When I declared that I was finished, the local dentist/translator who was with serving with us that week told us that these people had given us all that they had to live on that day. When I asked if they were going to eat too he told us that they already had eaten soup without meat in it. They had used the best of what they had to feed us. As we handed our bowls back to the servers I was shocked to watch them gobble down the rest of the meat that we didn’t eat. This trip helped me understood Jesus’ teaching on the poor widow in a totally different light.
This past week I have been thinking a lot about Jesus two greatest commandments to love God and to love people. As I thought about what following these two commandments looks liken in my life when it comes to generosity, I came to the obvious conclusion that God doesn’t need our money. He is the Creator of the Universe for Pete’s sake. I’m wondering if God wants us to take what we desire to give to Him and share it with the people around us. Yes, this can be done through a your church tithe, but I think that God is very pleased when we take what we would gladly give Jesus if He was standing in the flesh in front of us, and use it to bless people and help those who are struggling around us. I’m blessed to be a father of four children. I don’t need any money from them. I’m the happiest when they love, encourage and support each other in words and actions. I have a feeling that God feels the same sense of pride in His children when we love, encourage and support each other too.

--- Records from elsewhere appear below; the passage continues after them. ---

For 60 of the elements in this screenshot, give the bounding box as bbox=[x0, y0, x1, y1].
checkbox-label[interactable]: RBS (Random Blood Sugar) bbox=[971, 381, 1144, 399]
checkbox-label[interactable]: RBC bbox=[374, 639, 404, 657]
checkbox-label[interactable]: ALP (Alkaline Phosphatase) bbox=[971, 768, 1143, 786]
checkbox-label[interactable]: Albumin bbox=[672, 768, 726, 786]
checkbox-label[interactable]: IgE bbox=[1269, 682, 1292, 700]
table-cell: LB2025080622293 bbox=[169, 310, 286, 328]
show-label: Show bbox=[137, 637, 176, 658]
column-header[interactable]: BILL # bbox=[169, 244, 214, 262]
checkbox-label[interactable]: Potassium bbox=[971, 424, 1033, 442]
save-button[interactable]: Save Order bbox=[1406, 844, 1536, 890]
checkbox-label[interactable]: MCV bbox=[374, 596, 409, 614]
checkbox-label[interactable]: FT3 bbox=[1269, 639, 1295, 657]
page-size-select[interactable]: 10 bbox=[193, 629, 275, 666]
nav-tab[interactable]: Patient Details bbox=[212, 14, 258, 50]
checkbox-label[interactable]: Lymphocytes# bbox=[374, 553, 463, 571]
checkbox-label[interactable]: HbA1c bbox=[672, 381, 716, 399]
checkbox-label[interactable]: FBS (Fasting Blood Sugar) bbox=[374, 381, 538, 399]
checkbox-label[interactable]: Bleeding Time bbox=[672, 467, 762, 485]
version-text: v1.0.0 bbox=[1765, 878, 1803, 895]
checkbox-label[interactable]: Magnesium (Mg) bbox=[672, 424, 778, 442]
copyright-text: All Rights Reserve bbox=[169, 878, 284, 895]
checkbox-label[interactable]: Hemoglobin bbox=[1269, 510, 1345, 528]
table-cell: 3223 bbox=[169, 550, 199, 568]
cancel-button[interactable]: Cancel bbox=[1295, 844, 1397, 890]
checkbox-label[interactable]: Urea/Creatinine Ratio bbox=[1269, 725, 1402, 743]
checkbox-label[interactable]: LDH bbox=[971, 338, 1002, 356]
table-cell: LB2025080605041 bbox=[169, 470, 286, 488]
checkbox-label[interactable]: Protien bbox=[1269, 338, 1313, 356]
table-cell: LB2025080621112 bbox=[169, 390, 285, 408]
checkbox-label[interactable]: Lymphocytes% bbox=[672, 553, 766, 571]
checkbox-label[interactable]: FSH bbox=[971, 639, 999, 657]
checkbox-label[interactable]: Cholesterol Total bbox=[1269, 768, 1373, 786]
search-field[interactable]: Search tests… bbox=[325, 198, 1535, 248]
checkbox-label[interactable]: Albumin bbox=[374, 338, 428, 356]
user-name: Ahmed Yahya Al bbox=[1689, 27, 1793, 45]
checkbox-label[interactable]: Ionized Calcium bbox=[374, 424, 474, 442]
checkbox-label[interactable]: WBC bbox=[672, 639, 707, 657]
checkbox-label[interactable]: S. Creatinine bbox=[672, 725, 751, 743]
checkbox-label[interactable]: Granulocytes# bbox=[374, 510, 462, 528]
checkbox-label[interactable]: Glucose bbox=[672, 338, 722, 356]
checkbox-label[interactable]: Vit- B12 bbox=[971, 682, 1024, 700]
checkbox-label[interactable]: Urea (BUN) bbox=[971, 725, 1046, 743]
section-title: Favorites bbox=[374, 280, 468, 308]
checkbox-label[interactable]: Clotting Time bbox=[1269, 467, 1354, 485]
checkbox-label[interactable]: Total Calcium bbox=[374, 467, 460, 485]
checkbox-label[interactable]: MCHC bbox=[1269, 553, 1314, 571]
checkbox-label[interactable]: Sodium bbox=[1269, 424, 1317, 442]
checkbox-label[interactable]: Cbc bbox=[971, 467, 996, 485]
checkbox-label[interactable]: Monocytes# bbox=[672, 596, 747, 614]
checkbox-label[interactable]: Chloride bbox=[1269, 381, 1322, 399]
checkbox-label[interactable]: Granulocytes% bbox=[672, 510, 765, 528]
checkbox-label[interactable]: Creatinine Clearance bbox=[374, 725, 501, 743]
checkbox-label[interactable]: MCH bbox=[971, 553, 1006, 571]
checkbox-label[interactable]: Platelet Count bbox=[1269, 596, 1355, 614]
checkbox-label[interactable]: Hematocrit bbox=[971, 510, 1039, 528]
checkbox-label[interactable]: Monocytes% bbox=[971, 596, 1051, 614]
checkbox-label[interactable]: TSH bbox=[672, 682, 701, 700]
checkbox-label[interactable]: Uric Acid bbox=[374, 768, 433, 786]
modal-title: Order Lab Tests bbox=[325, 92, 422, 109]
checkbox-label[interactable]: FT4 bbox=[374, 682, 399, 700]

Jesus said, “Give, and it will be given to you. A good measure, pressed down, shaken together and running over, will be poured into your lap. For with the measure you use, it will be measured to you.” (Luke 6:38) I have found that this teaching from Jesus is very true. It truly is impossible to out-give God. In one of the last conversations that Jesus had with Peter he challenged Peter.
When they had finished eating, Jesus said to Simon Peter, “Simon son of John, do you love me more than these?” “Yes, Lord,” he said, “you know that I love you.” Jesus said, “Feed my lambs.” Again Jesus said, “Simon son of John, do you love me?” He answered, “Yes, Lord, you know that I love you.” Jesus said, “Take care of my sheep.” The third time he said to him, “Simon son of John, do you love me?” Peter was hurt because Jesus asked him the third time, “Do you love me?” He said, “Lord, you know all things; you know that I love you.” Jesus said, “Feed my sheep.” – John 21:15-17
How would we respond if Jesus stood before us and asked us if we truly love Him? Do we love and trust Him enough to soften our death grip on our time and money? Do we walk through the day thinking about what we want to buy next or do we walk through the day looking for opportunities to be generous and bless others? Jesus said the two greatest commandments are simply to love God and to love others. How can we say that we love God when we don’t love the person next to us? I think that we would do well to feed the Father’s sheep too.